Where the entrusted service providers and details of outsourced tasks are finalized, the Company may disclose or notify users of such information.

Article 8 (Cross-Border Transfer)

Due to service operation requirements, personal information may be processed on servers located outside the user’s country or through overseas service providers’ systems (e.g., cloud infrastructure, global email/notification services). Where cross-border transfer is necessary, the Company will take required measures in accordance with applicable laws and notify users accordingly.

Examples of Notice Items

  • Categories of personal information to be transferred
  • Country of transfer
  • Date/time and method of transfer
  • Recipient and contact information
  • Purpose of use and retention period

Article 9 (Use of Cookies and Similar Technologies)

The Company may use cookies and similar technologies to improve convenience and service quality in the web service.

1. Purposes of Use

  • Maintaining login sessions
  • Storing user environment settings (language/country, etc.)
  • Analyzing service usage statistics
  • Security and abnormal activity detection

2. User Choices

Users may refuse or delete cookies through browser settings. However, restricting cookies may limit the use of certain Service functions.

Article 10 (Procedures and Methods of Destruction of Personal Information)

The Company will promptly destroy personal information when it becomes unnecessary, such as upon expiration of the retention period or achievement of the processing purpose.

1. Destruction Procedure

Upon occurrence of a valid ground for destruction, the Company selects the data to be destroyed in accordance with internal policies and applicable laws and then destroys it.

2. Destruction Methods

  • Electronic files: Deleted using technical methods that make recovery impossible
  • Paper documents: Destroyed safely by shredding or incineration

Article 11 (Users’ Rights and How to Exercise Them)

To the extent permitted under applicable laws, users may exercise the following rights regarding their personal information:

  • Request access to personal information
  • Request correction/amendment of personal information
  • Request deletion of personal information
  • Request suspension of processing of personal information
  • Withdraw consent
  • Withdraw consent to receive marketing communications

Users may make such requests through the settings menu within the Service or via the contact information below, and the Company will process them without undue delay in accordance with applicable laws. However, certain requests may be restricted where information must be retained under law.

Article 12 (Children’s Personal Information)

Where the Company processes personal information of children requiring legal protection, the Company will comply with applicable laws and required procedures, including obtaining consent from a parent or legal guardian where necessary.
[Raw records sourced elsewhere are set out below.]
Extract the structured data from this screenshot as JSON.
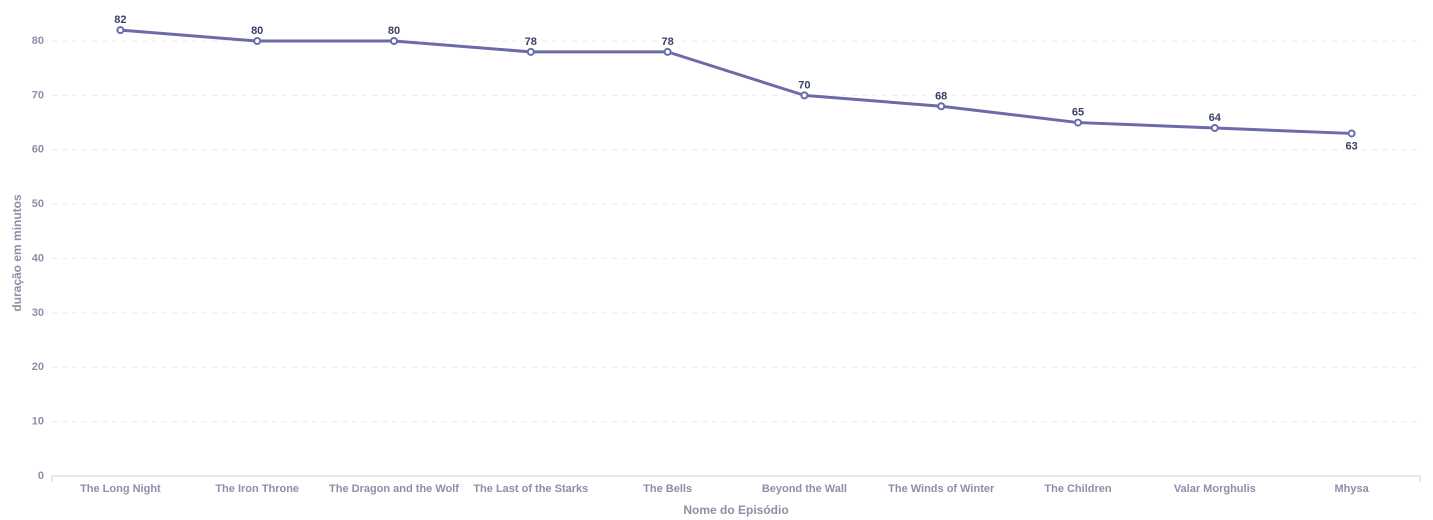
{
  "chart_data": {
    "type": "line",
    "categories": [
      "The Long Night",
      "The Iron Throne",
      "The Dragon and the Wolf",
      "The Last of the Starks",
      "The Bells",
      "Beyond the Wall",
      "The Winds of Winter",
      "The Children",
      "Valar Morghulis",
      "Mhysa"
    ],
    "series": [
      {
        "values": [
          82,
          80,
          80,
          78,
          78,
          70,
          68,
          65,
          64,
          63
        ]
      }
    ],
    "xlabel": "Nome do Episódio",
    "ylabel": "duração em minutos",
    "ylim": [
      0,
      80
    ],
    "yticks": [
      0,
      10,
      20,
      30,
      40,
      50,
      60,
      70,
      80
    ],
    "grid": true,
    "colors": {
      "series": "#6b6ba8"
    }
  }
}
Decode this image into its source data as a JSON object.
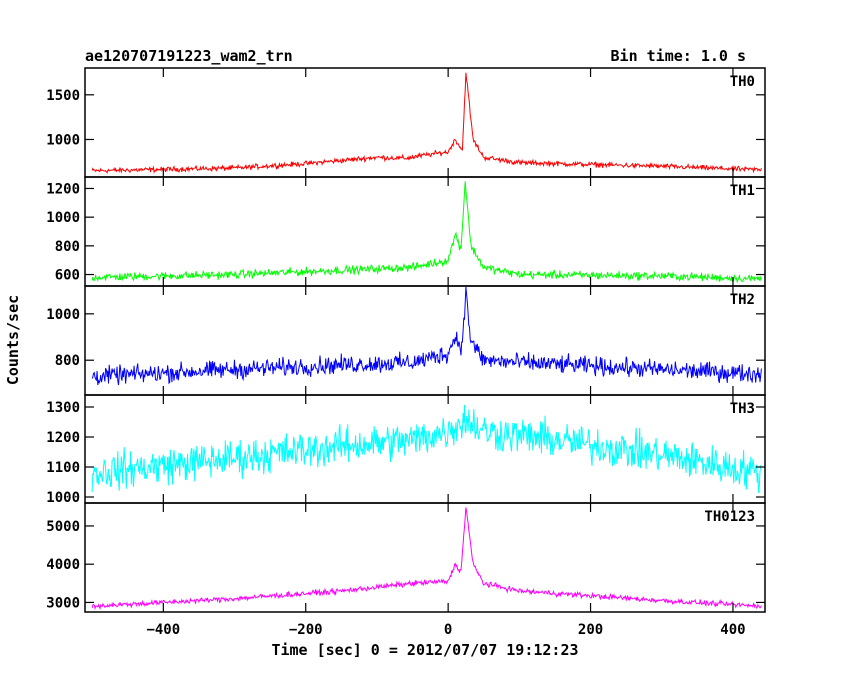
{
  "header": {
    "title": "ae120707191223_wam2_trn",
    "bin_time": "Bin time: 1.0 s"
  },
  "chart_data": {
    "type": "line",
    "title": "ae120707191223_wam2_trn",
    "xlabel": "Time [sec] 0 = 2012/07/07 19:12:23",
    "ylabel": "Counts/sec",
    "xlim": [
      -510,
      445
    ],
    "x_ticks": [
      -400,
      -200,
      0,
      200,
      400
    ],
    "x_tick_labels": [
      "−400",
      "−200",
      "0",
      "200",
      "400"
    ],
    "grid": false,
    "panels": [
      {
        "name": "TH0",
        "color": "#ff0000",
        "ylim": [
          580,
          1800
        ],
        "yticks": [
          1000,
          1500
        ],
        "profile": [
          [
            -500,
            650
          ],
          [
            -300,
            680
          ],
          [
            -200,
            730
          ],
          [
            -100,
            800
          ],
          [
            -60,
            790
          ],
          [
            -20,
            840
          ],
          [
            0,
            860
          ],
          [
            10,
            1000
          ],
          [
            20,
            880
          ],
          [
            25,
            1750
          ],
          [
            35,
            1000
          ],
          [
            50,
            800
          ],
          [
            100,
            740
          ],
          [
            300,
            700
          ],
          [
            440,
            660
          ]
        ],
        "noise": 25
      },
      {
        "name": "TH1",
        "color": "#00ff00",
        "ylim": [
          520,
          1280
        ],
        "yticks": [
          600,
          800,
          1000,
          1200
        ],
        "profile": [
          [
            -500,
            580
          ],
          [
            -300,
            600
          ],
          [
            -150,
            630
          ],
          [
            -50,
            650
          ],
          [
            0,
            700
          ],
          [
            10,
            880
          ],
          [
            18,
            780
          ],
          [
            24,
            1250
          ],
          [
            32,
            800
          ],
          [
            50,
            650
          ],
          [
            100,
            600
          ],
          [
            300,
            590
          ],
          [
            440,
            570
          ]
        ],
        "noise": 25
      },
      {
        "name": "TH2",
        "color": "#0000ff",
        "ylim": [
          650,
          1120
        ],
        "yticks": [
          800,
          1000
        ],
        "profile": [
          [
            -500,
            730
          ],
          [
            -300,
            760
          ],
          [
            -150,
            780
          ],
          [
            -50,
            790
          ],
          [
            0,
            830
          ],
          [
            10,
            900
          ],
          [
            20,
            860
          ],
          [
            25,
            1100
          ],
          [
            32,
            880
          ],
          [
            50,
            800
          ],
          [
            100,
            790
          ],
          [
            300,
            760
          ],
          [
            440,
            740
          ]
        ],
        "noise": 35
      },
      {
        "name": "TH3",
        "color": "#00ffff",
        "ylim": [
          980,
          1340
        ],
        "yticks": [
          1000,
          1100,
          1200,
          1300
        ],
        "profile": [
          [
            -500,
            1080
          ],
          [
            -300,
            1130
          ],
          [
            -150,
            1170
          ],
          [
            -50,
            1190
          ],
          [
            0,
            1220
          ],
          [
            25,
            1260
          ],
          [
            50,
            1220
          ],
          [
            150,
            1190
          ],
          [
            300,
            1140
          ],
          [
            440,
            1080
          ]
        ],
        "noise": 55
      },
      {
        "name": "TH0123",
        "color": "#ff00ff",
        "ylim": [
          2750,
          5600
        ],
        "yticks": [
          3000,
          4000,
          5000
        ],
        "profile": [
          [
            -500,
            2900
          ],
          [
            -300,
            3100
          ],
          [
            -150,
            3300
          ],
          [
            -50,
            3500
          ],
          [
            0,
            3550
          ],
          [
            10,
            4000
          ],
          [
            18,
            3800
          ],
          [
            25,
            5500
          ],
          [
            35,
            4000
          ],
          [
            50,
            3500
          ],
          [
            100,
            3300
          ],
          [
            300,
            3050
          ],
          [
            440,
            2900
          ]
        ],
        "noise": 60
      }
    ]
  }
}
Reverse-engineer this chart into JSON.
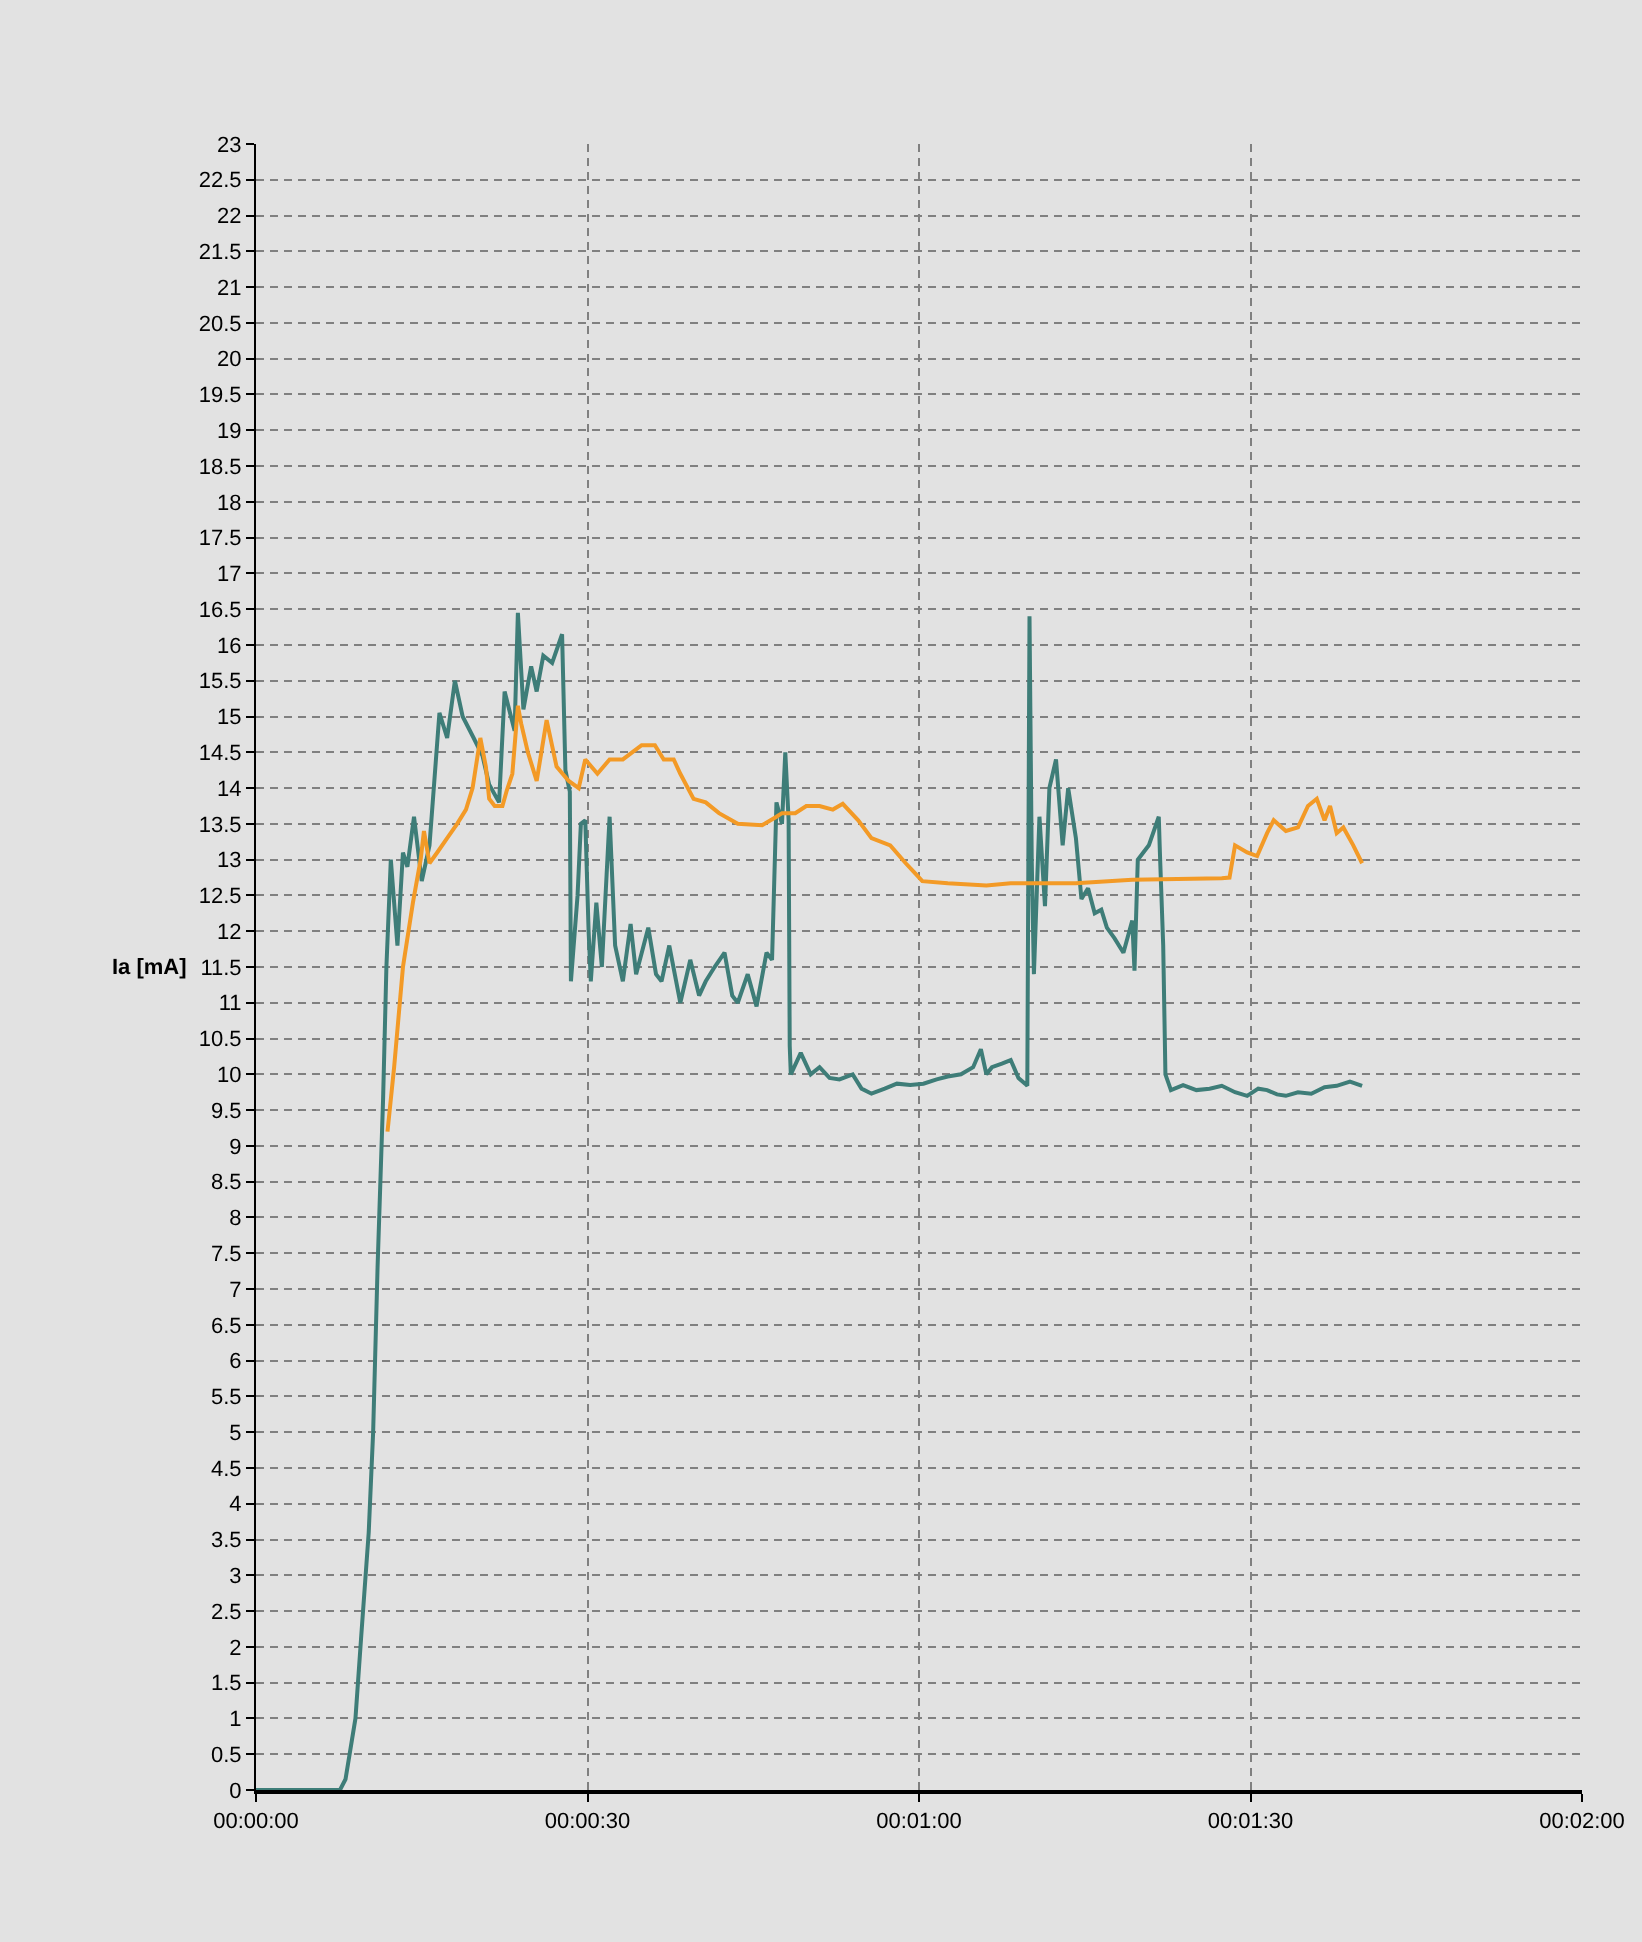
{
  "chart_data": {
    "type": "line",
    "ylabel": "Ia [mA]",
    "xlim": [
      0,
      120
    ],
    "xticks": [
      {
        "value": 0,
        "label": "00:00:00"
      },
      {
        "value": 30,
        "label": "00:00:30"
      },
      {
        "value": 60,
        "label": "00:01:00"
      },
      {
        "value": 90,
        "label": "00:01:30"
      },
      {
        "value": 120,
        "label": "00:02:00"
      }
    ],
    "ylim": [
      0,
      23
    ],
    "yticks": [
      0,
      0.5,
      1,
      1.5,
      2,
      2.5,
      3,
      3.5,
      4,
      4.5,
      5,
      5.5,
      6,
      6.5,
      7,
      7.5,
      8,
      8.5,
      9,
      9.5,
      10,
      10.5,
      11,
      11.5,
      12,
      12.5,
      13,
      13.5,
      14,
      14.5,
      15,
      15.5,
      16,
      16.5,
      17,
      17.5,
      18,
      18.5,
      19,
      19.5,
      20,
      20.5,
      21,
      21.5,
      22,
      22.5,
      23
    ],
    "grid": true,
    "line_style": "solid",
    "series": [
      {
        "color": "#3e7d78",
        "x": [
          0,
          7.6,
          8.1,
          9.0,
          9.5,
          10.2,
          10.6,
          11.0,
          11.5,
          11.8,
          12.2,
          12.8,
          13.3,
          13.7,
          14.3,
          15.0,
          15.7,
          16.6,
          17.3,
          18.0,
          18.7,
          19.7,
          20.5,
          21.1,
          22.0,
          22.5,
          23.4,
          23.7,
          24.2,
          24.9,
          25.4,
          26.0,
          26.8,
          27.7,
          28.0,
          28.4,
          28.5,
          29.1,
          29.4,
          29.8,
          30.1,
          30.3,
          30.8,
          31.3,
          32.0,
          32.5,
          33.2,
          33.9,
          34.4,
          35.5,
          36.2,
          36.7,
          37.4,
          38.4,
          39.3,
          40.1,
          40.7,
          41.5,
          42.4,
          43.1,
          43.6,
          44.5,
          45.3,
          46.2,
          46.7,
          47.1,
          47.6,
          47.9,
          48.2,
          48.3,
          48.4,
          49.3,
          50.2,
          51.0,
          51.9,
          52.8,
          54.0,
          54.8,
          55.7,
          56.9,
          58.0,
          59.2,
          60.4,
          61.6,
          62.6,
          63.8,
          64.9,
          65.6,
          66.1,
          66.6,
          67.5,
          68.3,
          69.0,
          69.6,
          69.8,
          70.0,
          70.2,
          70.4,
          70.9,
          71.4,
          71.8,
          72.4,
          73.0,
          73.5,
          74.2,
          74.7,
          75.3,
          75.9,
          76.5,
          77.0,
          77.7,
          78.5,
          79.3,
          79.5,
          79.8,
          80.8,
          81.7,
          81.8,
          82.1,
          82.3,
          82.8,
          83.9,
          85.1,
          86.3,
          87.4,
          88.6,
          89.7,
          90.7,
          91.5,
          92.4,
          93.2,
          94.3,
          95.5,
          96.7,
          97.8,
          99.0,
          100.1
        ],
        "values": [
          0,
          0,
          0.15,
          1.0,
          2.1,
          3.6,
          5.0,
          7.3,
          9.65,
          11.5,
          13.0,
          11.8,
          13.1,
          12.9,
          13.6,
          12.7,
          13.2,
          15.05,
          14.7,
          15.5,
          15.0,
          14.7,
          14.45,
          14.05,
          13.8,
          15.35,
          14.8,
          16.45,
          15.1,
          15.7,
          15.35,
          15.85,
          15.75,
          16.15,
          14.25,
          13.95,
          11.3,
          12.5,
          13.5,
          13.55,
          12.0,
          11.3,
          12.4,
          11.5,
          13.6,
          11.8,
          11.3,
          12.1,
          11.4,
          12.05,
          11.4,
          11.3,
          11.8,
          11.0,
          11.6,
          11.1,
          11.3,
          11.5,
          11.7,
          11.1,
          11.0,
          11.4,
          10.95,
          11.7,
          11.6,
          13.8,
          13.5,
          14.5,
          13.55,
          10.4,
          10.0,
          10.3,
          10.0,
          10.1,
          9.95,
          9.93,
          10.0,
          9.8,
          9.73,
          9.8,
          9.87,
          9.85,
          9.87,
          9.93,
          9.97,
          10.0,
          10.1,
          10.35,
          10.0,
          10.1,
          10.15,
          10.2,
          9.95,
          9.87,
          9.84,
          16.4,
          13.0,
          11.4,
          13.6,
          12.35,
          14.0,
          14.4,
          13.2,
          14.0,
          13.3,
          12.45,
          12.6,
          12.25,
          12.3,
          12.05,
          11.9,
          11.7,
          12.15,
          11.45,
          13.0,
          13.2,
          13.6,
          13.1,
          11.8,
          10.0,
          9.78,
          9.85,
          9.78,
          9.8,
          9.84,
          9.75,
          9.7,
          9.8,
          9.78,
          9.72,
          9.7,
          9.75,
          9.73,
          9.82,
          9.84,
          9.9,
          9.84
        ]
      },
      {
        "color": "#f39a26",
        "x": [
          11.9,
          12.5,
          13.3,
          14.2,
          14.9,
          15.2,
          15.7,
          16.4,
          17.3,
          18.2,
          19.0,
          19.6,
          20.3,
          20.8,
          21.1,
          21.6,
          22.3,
          22.7,
          23.2,
          23.7,
          24.0,
          24.6,
          25.4,
          26.3,
          27.2,
          28.3,
          29.2,
          29.8,
          30.9,
          32.0,
          33.2,
          34.9,
          36.1,
          36.9,
          37.8,
          38.4,
          39.6,
          40.7,
          41.9,
          43.6,
          45.8,
          47.1,
          47.6,
          48.8,
          49.8,
          51.0,
          52.2,
          53.1,
          54.5,
          55.7,
          57.4,
          58.8,
          59.7,
          60.3,
          62.6,
          66.1,
          68.3,
          74.2,
          79.3,
          83.4,
          87.4,
          88.1,
          88.6,
          89.7,
          90.6,
          91.5,
          92.1,
          93.2,
          94.3,
          95.2,
          96.0,
          96.7,
          97.2,
          97.8,
          98.4,
          99.3,
          100.1
        ],
        "values": [
          9.2,
          10.1,
          11.5,
          12.4,
          13.0,
          13.4,
          12.95,
          13.1,
          13.3,
          13.5,
          13.7,
          14.0,
          14.7,
          14.3,
          13.85,
          13.75,
          13.75,
          13.97,
          14.2,
          15.15,
          14.9,
          14.5,
          14.1,
          14.95,
          14.3,
          14.1,
          14.0,
          14.4,
          14.2,
          14.4,
          14.4,
          14.6,
          14.6,
          14.4,
          14.4,
          14.2,
          13.85,
          13.8,
          13.65,
          13.5,
          13.48,
          13.6,
          13.65,
          13.65,
          13.75,
          13.75,
          13.7,
          13.78,
          13.55,
          13.3,
          13.2,
          12.95,
          12.8,
          12.7,
          12.67,
          12.64,
          12.67,
          12.67,
          12.72,
          12.73,
          12.74,
          12.75,
          13.2,
          13.1,
          13.05,
          13.37,
          13.55,
          13.4,
          13.45,
          13.75,
          13.85,
          13.55,
          13.75,
          13.37,
          13.45,
          13.2,
          12.95
        ]
      }
    ]
  }
}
Article 13 (Measures to Ensure the Security of Personal Information)

The Company implements the following protective measures to ensure the safe processing of personal information:

  • Minimization of access rights and access control management
  • Retention of access logs and access control
  • Encryption of data in transit (e.g., TLS/SSL)
  • Protection measures for passwords/authentication information
  • Security updates and vulnerability inspections
  • Internal employee training and supervision of outsourced providers
  • Operation of incident and breach response procedures

Article 14 (Privacy Officer / Contact Information)

The Company operates the following contact channel for inquiries, complaint handling, and requests to exercise rights related to personal information:

Email: privacy@laotourpass.com

Article 15 (Changes to this Privacy Policy)

The Company may revise this Privacy Policy in accordance with changes in laws, service content, or operational policies. If there is a material change, the Company will provide prior notice through the Service’s notices, website, or app screens.